Key messages
• There is growing consensus that midwifery has an important contribution to make to
high-quality maternal and newborn infant care. However, understanding of midwifery
is restricted by a failure to apply consistent definitions in implementation of
midwifery, resulting in a mixed workforce of professional and non-professional staff ,
many of whom provide only some components of midwifery care.
• We agreed on a definition of midwifery and used a mixed-methods approach to
develop and test a framework for quality maternal and newborn care that describes
the characteristics of care that childbearing women, infants, and families need in all
countries.
• Analysis of 461 systematic reviews shows that 56 outcomes, including survival, health,
wellbeing of women and infants, and efficient use of resources can be improved by
practices that lie within the scope of midwifery.
• 62% of the 72 eff ective practices within the scope of midwifery show the importance of
optimisation of normal processes of reproduction and early life and strengthening of
women’s capabilities to care for themselves and their families.

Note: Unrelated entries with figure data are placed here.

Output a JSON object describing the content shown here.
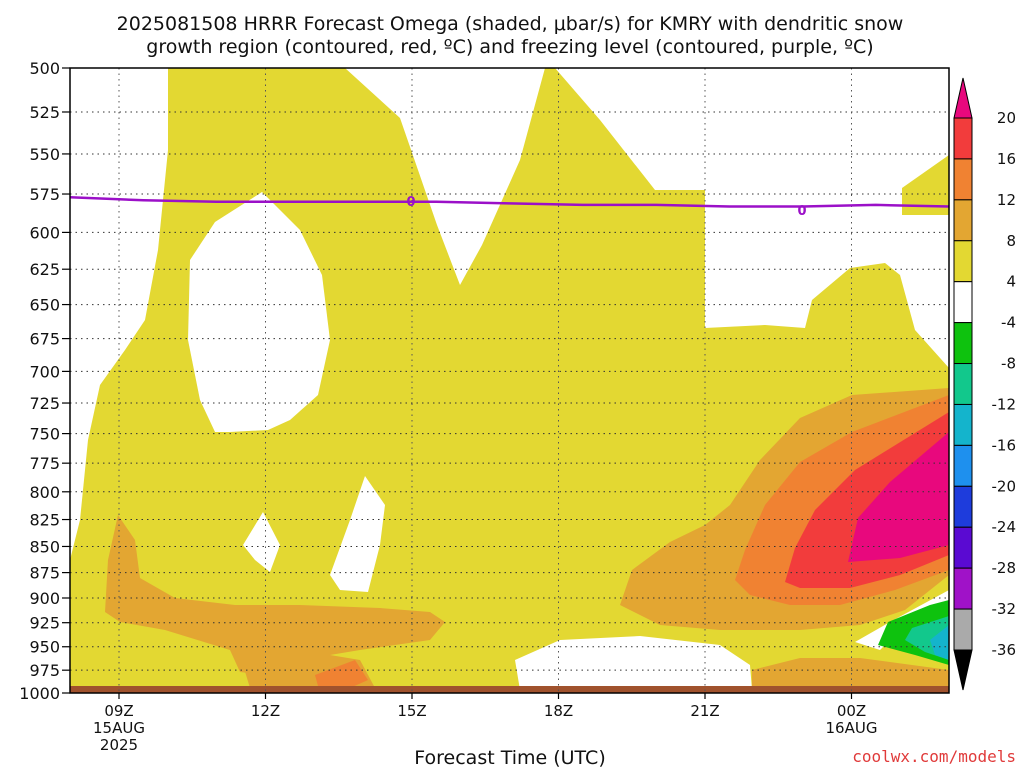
{
  "title_line1": "2025081508 HRRR Forecast Omega (shaded, μbar/s) for KMRY with dendritic snow",
  "title_line2": "growth region (contoured, red, ºC) and freezing level (contoured, purple, ºC)",
  "credit": "coolwx.com/models",
  "chart_data": {
    "type": "heatmap",
    "title": "2025081508 HRRR Forecast Omega (shaded, μbar/s) for KMRY with dendritic snow growth region (contoured, red, ºC) and freezing level (contoured, purple, ºC)",
    "xlabel": "Forecast Time (UTC)",
    "ylabel": "",
    "x_ticks": [
      {
        "label": "09Z",
        "sub": [
          "15AUG",
          "2025"
        ]
      },
      {
        "label": "12Z",
        "sub": []
      },
      {
        "label": "15Z",
        "sub": []
      },
      {
        "label": "18Z",
        "sub": []
      },
      {
        "label": "21Z",
        "sub": []
      },
      {
        "label": "00Z",
        "sub": [
          "16AUG"
        ]
      }
    ],
    "y_ticks": [
      "500",
      "525",
      "550",
      "575",
      "600",
      "625",
      "650",
      "675",
      "700",
      "725",
      "750",
      "775",
      "800",
      "825",
      "850",
      "875",
      "900",
      "925",
      "950",
      "975",
      "1000"
    ],
    "y_axis": "pressure (mb), inverted, log scale",
    "ylim": [
      1000,
      500
    ],
    "grid": true,
    "colorbar": {
      "labels": [
        "20",
        "16",
        "12",
        "8",
        "4",
        "-4",
        "-8",
        "-12",
        "-16",
        "-20",
        "-24",
        "-28",
        "-32",
        "-36"
      ],
      "colors": [
        "#e8087d",
        "#f23c3c",
        "#f08232",
        "#e3a632",
        "#e3d832",
        "#ffffff",
        "#0ec20e",
        "#12c88c",
        "#14b4cc",
        "#1e90ee",
        "#1e3cdc",
        "#5a0ad2",
        "#a012c8",
        "#aaaaaa",
        "#000000"
      ]
    },
    "freezing_level": {
      "label": "0",
      "color": "#9b10c8",
      "approx_pressure_mb": [
        577,
        579,
        580,
        580,
        580,
        580,
        581,
        582,
        582,
        583,
        583,
        582,
        583
      ]
    },
    "regions": [
      {
        "omega_range": "4 to 8",
        "color": "#e3d832",
        "desc": "broad rising motion mid/low levels"
      },
      {
        "omega_range": "8 to 12",
        "color": "#e3a632",
        "desc": "09Z-16Z near 850-960 mb; 20Z-03Z 725-925 mb"
      },
      {
        "omega_range": "12 to 16",
        "color": "#f08232"
      },
      {
        "omega_range": "16 to 20",
        "color": "#f23c3c"
      },
      {
        "omega_range": ">20",
        "color": "#e8087d",
        "desc": "around 00Z-03Z 775-875 mb"
      },
      {
        "omega_range": "-4 to -12",
        "color": "#0ec20e",
        "desc": "near 03Z 925-960 mb"
      }
    ]
  }
}
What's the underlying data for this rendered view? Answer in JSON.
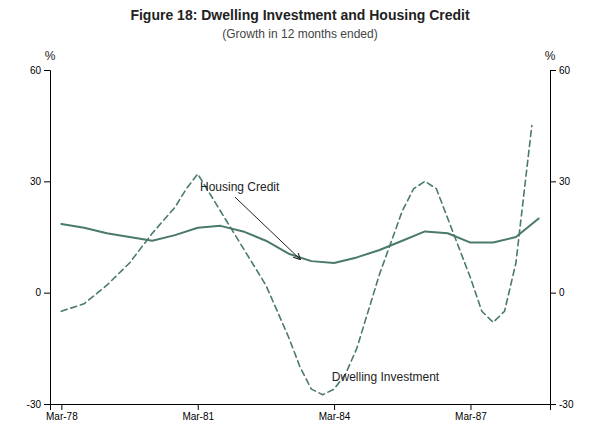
{
  "chart_data": {
    "type": "line",
    "title": "Figure 18: Dwelling Investment and Housing Credit",
    "subtitle": "(Growth in 12 months ended)",
    "y_label": "%",
    "y2_label": "%",
    "xlim": [
      1978.0,
      1989.0
    ],
    "xticks": [
      {
        "value": 1978.25,
        "label": "Mar-78"
      },
      {
        "value": 1981.25,
        "label": "Mar-81"
      },
      {
        "value": 1984.25,
        "label": "Mar-84"
      },
      {
        "value": 1987.25,
        "label": "Mar-87"
      }
    ],
    "ylim": [
      -30,
      60
    ],
    "yticks": [
      -30,
      0,
      30,
      60
    ],
    "y2lim": [
      -30,
      60
    ],
    "y2ticks": [
      -30,
      0,
      30,
      60
    ],
    "grid": false,
    "series": [
      {
        "color": "#4a7a6a",
        "line_style": "solid",
        "x": [
          1978.25,
          1978.75,
          1979.25,
          1979.75,
          1980.25,
          1980.75,
          1981.25,
          1981.75,
          1982.25,
          1982.75,
          1983.25,
          1983.75,
          1984.25,
          1984.75,
          1985.25,
          1985.75,
          1986.25,
          1986.75,
          1987.25,
          1987.75,
          1988.25,
          1988.75
        ],
        "values": [
          18.5,
          17.5,
          16.0,
          15.0,
          14.0,
          15.5,
          17.5,
          18.0,
          16.5,
          14.0,
          10.5,
          8.5,
          8.0,
          9.5,
          11.5,
          14.0,
          16.5,
          16.0,
          13.5,
          13.5,
          15.0,
          20.0
        ]
      },
      {
        "color": "#4a7a6a",
        "line_style": "dashed",
        "x": [
          1978.25,
          1978.75,
          1979.25,
          1979.75,
          1980.25,
          1980.75,
          1981.0,
          1981.25,
          1981.75,
          1982.25,
          1982.75,
          1983.0,
          1983.25,
          1983.5,
          1983.75,
          1984.0,
          1984.25,
          1984.5,
          1984.75,
          1985.25,
          1985.75,
          1986.0,
          1986.25,
          1986.5,
          1986.75,
          1987.0,
          1987.25,
          1987.5,
          1987.75,
          1988.0,
          1988.25,
          1988.6
        ],
        "values": [
          -5.0,
          -3.0,
          2.0,
          8.0,
          16.0,
          23.0,
          28.0,
          32.0,
          22.0,
          12.0,
          2.0,
          -5.0,
          -12.0,
          -20.0,
          -26.0,
          -27.5,
          -26.0,
          -22.0,
          -15.0,
          5.0,
          22.0,
          28.0,
          30.0,
          28.0,
          20.0,
          12.0,
          4.0,
          -5.0,
          -8.0,
          -5.0,
          8.0,
          45.0
        ]
      }
    ],
    "annotations": [
      {
        "text": "Housing Credit",
        "x": 1983.5,
        "y": 8.5,
        "arrow": true
      },
      {
        "text": "Dwelling Investment",
        "x": 1984.2,
        "y": -21.0,
        "arrow": false
      }
    ]
  }
}
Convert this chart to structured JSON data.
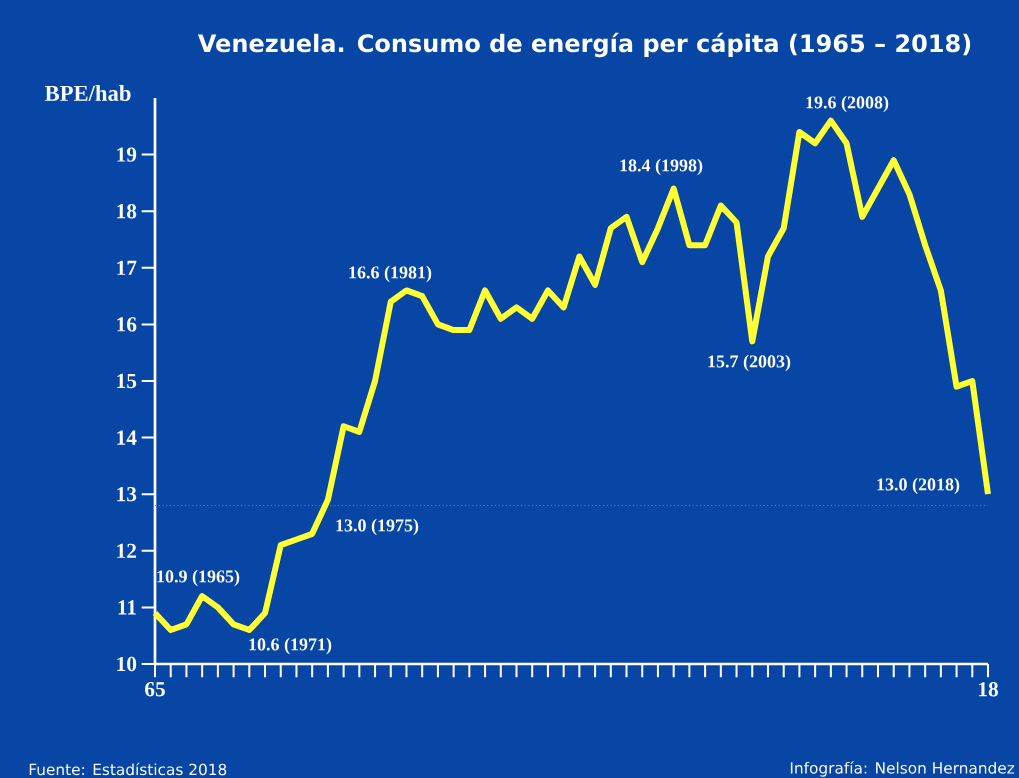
{
  "chart_data": {
    "type": "line",
    "title": "Venezuela.  Consumo de energía per cápita (1965 – 2018)",
    "ylabel": "BPE/hab",
    "x": [
      1965,
      1966,
      1967,
      1968,
      1969,
      1970,
      1971,
      1972,
      1973,
      1974,
      1975,
      1976,
      1977,
      1978,
      1979,
      1980,
      1981,
      1982,
      1983,
      1984,
      1985,
      1986,
      1987,
      1988,
      1989,
      1990,
      1991,
      1992,
      1993,
      1994,
      1995,
      1996,
      1997,
      1998,
      1999,
      2000,
      2001,
      2002,
      2003,
      2004,
      2005,
      2006,
      2007,
      2008,
      2009,
      2010,
      2011,
      2012,
      2013,
      2014,
      2015,
      2016,
      2017,
      2018
    ],
    "series": [
      {
        "color": "#ffff33",
        "values": [
          10.9,
          10.6,
          10.7,
          11.2,
          11.0,
          10.7,
          10.6,
          10.9,
          12.1,
          12.2,
          12.3,
          12.9,
          14.2,
          14.1,
          15.0,
          16.4,
          16.6,
          16.5,
          16.0,
          15.9,
          15.9,
          16.6,
          16.1,
          16.3,
          16.1,
          16.6,
          16.3,
          17.2,
          16.7,
          17.7,
          17.9,
          17.1,
          17.7,
          18.4,
          17.4,
          17.4,
          18.1,
          17.8,
          15.7,
          17.2,
          17.7,
          19.4,
          19.2,
          19.6,
          19.2,
          17.9,
          18.4,
          18.9,
          18.3,
          17.4,
          16.6,
          14.9,
          15.0,
          13.0
        ]
      }
    ],
    "xlim": [
      1965,
      2018
    ],
    "xticks": [
      {
        "value": 1965,
        "label": "65"
      },
      {
        "value": 1966,
        "label": null
      },
      {
        "value": 1967,
        "label": null
      },
      {
        "value": 1968,
        "label": null
      },
      {
        "value": 1969,
        "label": null
      },
      {
        "value": 1970,
        "label": null
      },
      {
        "value": 1971,
        "label": null
      },
      {
        "value": 1972,
        "label": null
      },
      {
        "value": 1973,
        "label": null
      },
      {
        "value": 1974,
        "label": null
      },
      {
        "value": 1975,
        "label": null
      },
      {
        "value": 1976,
        "label": null
      },
      {
        "value": 1977,
        "label": null
      },
      {
        "value": 1978,
        "label": null
      },
      {
        "value": 1979,
        "label": null
      },
      {
        "value": 1980,
        "label": null
      },
      {
        "value": 1981,
        "label": null
      },
      {
        "value": 1982,
        "label": null
      },
      {
        "value": 1983,
        "label": null
      },
      {
        "value": 1984,
        "label": null
      },
      {
        "value": 1985,
        "label": null
      },
      {
        "value": 1986,
        "label": null
      },
      {
        "value": 1987,
        "label": null
      },
      {
        "value": 1988,
        "label": null
      },
      {
        "value": 1989,
        "label": null
      },
      {
        "value": 1990,
        "label": null
      },
      {
        "value": 1991,
        "label": null
      },
      {
        "value": 1992,
        "label": null
      },
      {
        "value": 1993,
        "label": null
      },
      {
        "value": 1994,
        "label": null
      },
      {
        "value": 1995,
        "label": null
      },
      {
        "value": 1996,
        "label": null
      },
      {
        "value": 1997,
        "label": null
      },
      {
        "value": 1998,
        "label": null
      },
      {
        "value": 1999,
        "label": null
      },
      {
        "value": 2000,
        "label": null
      },
      {
        "value": 2001,
        "label": null
      },
      {
        "value": 2002,
        "label": null
      },
      {
        "value": 2003,
        "label": null
      },
      {
        "value": 2004,
        "label": null
      },
      {
        "value": 2005,
        "label": null
      },
      {
        "value": 2006,
        "label": null
      },
      {
        "value": 2007,
        "label": null
      },
      {
        "value": 2008,
        "label": null
      },
      {
        "value": 2009,
        "label": null
      },
      {
        "value": 2010,
        "label": null
      },
      {
        "value": 2011,
        "label": null
      },
      {
        "value": 2012,
        "label": null
      },
      {
        "value": 2013,
        "label": null
      },
      {
        "value": 2014,
        "label": null
      },
      {
        "value": 2015,
        "label": null
      },
      {
        "value": 2016,
        "label": null
      },
      {
        "value": 2017,
        "label": null
      },
      {
        "value": 2018,
        "label": "18"
      }
    ],
    "ylim": [
      10,
      20
    ],
    "yticks": [
      10,
      11,
      12,
      13,
      14,
      15,
      16,
      17,
      18,
      19
    ],
    "grid": false,
    "marker": "none",
    "line_style": "solid",
    "ref_lines": [
      {
        "axis": "y",
        "value": 12.8,
        "color": "#3a8fd8",
        "line_style": "dotted"
      }
    ],
    "annotations": [
      "10.9 (1965)",
      "10.6 (1971)",
      "13.0 (1975)",
      "16.6 (1981)",
      "18.4 (1998)",
      "15.7 (2003)",
      "19.6 (2008)",
      "13.0 (2018)",
      "Fuente: Estadísticas 2018",
      "Infografía: Nelson Hernandez"
    ]
  }
}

• Findings of studies examining several providers active in provision of midwifery care
identified few benefits when reliance was solely on low-skilled health-care workers.
Midwifery was associated with improved efficient use of resources and outcomes
when provided by midwives who were educated, trained, licensed, and regulated, and
midwives were most effective when integrated into the health system in the context
of effective teamwork, referral mechanisms, and sufficient resources.
• Case studies from Brazil, China, and India show the tendency of health systems in
rapid development to adopt a model relying on the routine use of medical
interventions, without the balance brought by midwifery.
• These findings support a system-level shift, from fragmented maternal and newborn
care focused on identification and treatment of pathology, to skilled care for all, with
preventive and supportive care, and treatment of pathology when needed through
interdisciplinary teamwork and integration across facility and community settings.
Midwifery is pivotal to this approach.